During the data ingestion in the real-time part of our database, we intern(issue a stable int identifier) all incoming strings. Let’s call the result of this process a StringInt dictionary. Later, during the querying at our historical part, we first needed to determine which id was assigned to each specific string from the query to operate with ingested data. Then, the results needed to be converted back to strings.

Here is an example of a request:

{
"metric": "whitefalcon.messages.consumed",
"start": "2022-04-05 11:27:21",
"end": "2022-04-05 11:29:21",
"tags": {
"dc": [ "HK", "SG" ],
"cluster": [ "A", "B" ]
},
"groupBy" : [ "messageType" ]
}

To intern the query, we need to do reverse(String->Int) lookup, meaning we need to find an Int id for a specific String. After interning, the request will look as follows:

{
"metric": 5962,
"start": "2022-04-05 11:27:21",
"end": "2022-04-05 11:29:21",
"tags": {
3: [ 12, 14 ],
15: [ 52, 315 ]
},
"groupBy" : [ 411 ]
}

After executing the query, we need to do forward(Int->String) lookup to get actual strings by ints before we can serve the response to the client.

To process each query, we might need to combine the results of querying multiple partitions.
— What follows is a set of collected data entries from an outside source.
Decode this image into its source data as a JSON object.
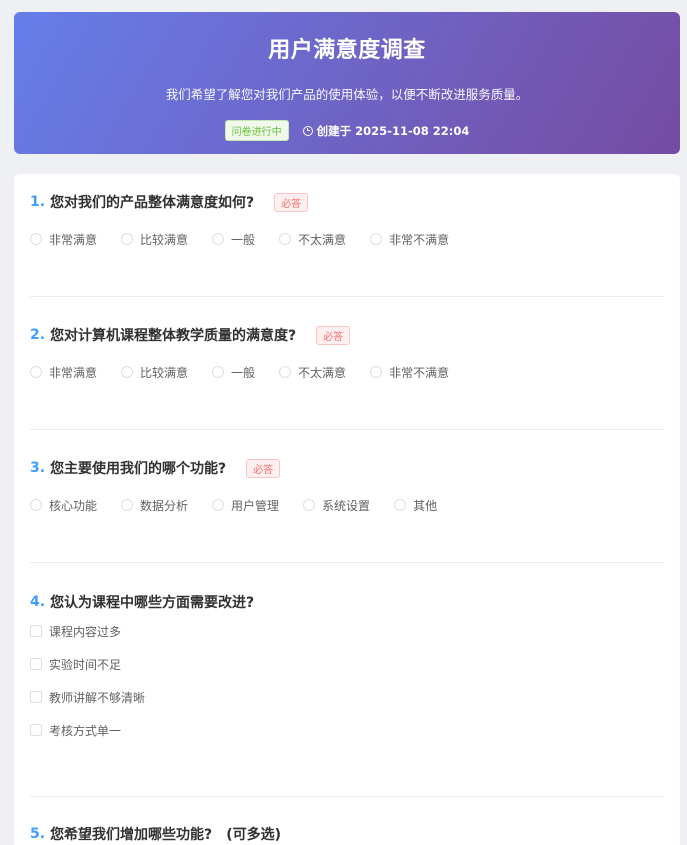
{
  "header": {
    "title": "用户满意度调查",
    "description": "我们希望了解您对我们产品的使用体验，以便不断改进服务质量。",
    "status": "问卷进行中",
    "created": "创建于 2025-11-08 22:04"
  },
  "colors": {
    "gradient_start": "#667eea",
    "gradient_end": "#764ba2",
    "question_number": "#409eff",
    "required": "#f56c6c",
    "status": "#67c23a"
  },
  "questions": [
    {
      "num": "1.",
      "text": "您对我们的产品整体满意度如何?",
      "required": "必答",
      "type": "radio",
      "options": [
        "非常满意",
        "比较满意",
        "一般",
        "不太满意",
        "非常不满意"
      ]
    },
    {
      "num": "2.",
      "text": "您对计算机课程整体教学质量的满意度?",
      "required": "必答",
      "type": "radio",
      "options": [
        "非常满意",
        "比较满意",
        "一般",
        "不太满意",
        "非常不满意"
      ]
    },
    {
      "num": "3.",
      "text": "您主要使用我们的哪个功能?",
      "required": "必答",
      "type": "radio",
      "options": [
        "核心功能",
        "数据分析",
        "用户管理",
        "系统设置",
        "其他"
      ]
    },
    {
      "num": "4.",
      "text": "您认为课程中哪些方面需要改进?",
      "type": "checkbox",
      "options": [
        "课程内容过多",
        "实验时间不足",
        "教师讲解不够清晰",
        "考核方式单一"
      ]
    },
    {
      "num": "5.",
      "text": "您希望我们增加哪些功能?",
      "tip": "(可多选)"
    }
  ]
}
Each partition has its dictionary since they were created at different times and by different ingesting instances.

Hence we can formulate problem as follows — how to organize multiple dictionaries in our application to have efficient access to direct and reverse lookups?

Note: potentially this problem could be solved by using some KV libraries like RocksDB/LevelDB, SQLite, or even with some separately deployed distributed systems(although network latency would dramatically reduce overall performance), today we will discuss only handcrafted solutions.

Throughout the article the following tools and languages will be used:

Let’s create a contract for our data structure:

Since ids are being issued sequentially starting from 0, our dictionary is stored in the format of string array. Here string has it’s cell index as id:

+-------------------+----------------+---------------+------
| number of entries | string1 length | string1 bytes | ....
+-------------------+----------------+---------------+------

The number of strings in each dictionary varies a lot depending on multiple factors (partition time, partition size, etc), as well as content of the strings themselves. For simplicity let’s imagine all dictionaries have strings containing 20 alphanumeric symbols, with around 100k strings, which sums up to ~ 2MB of raw data on disk for each dictionary.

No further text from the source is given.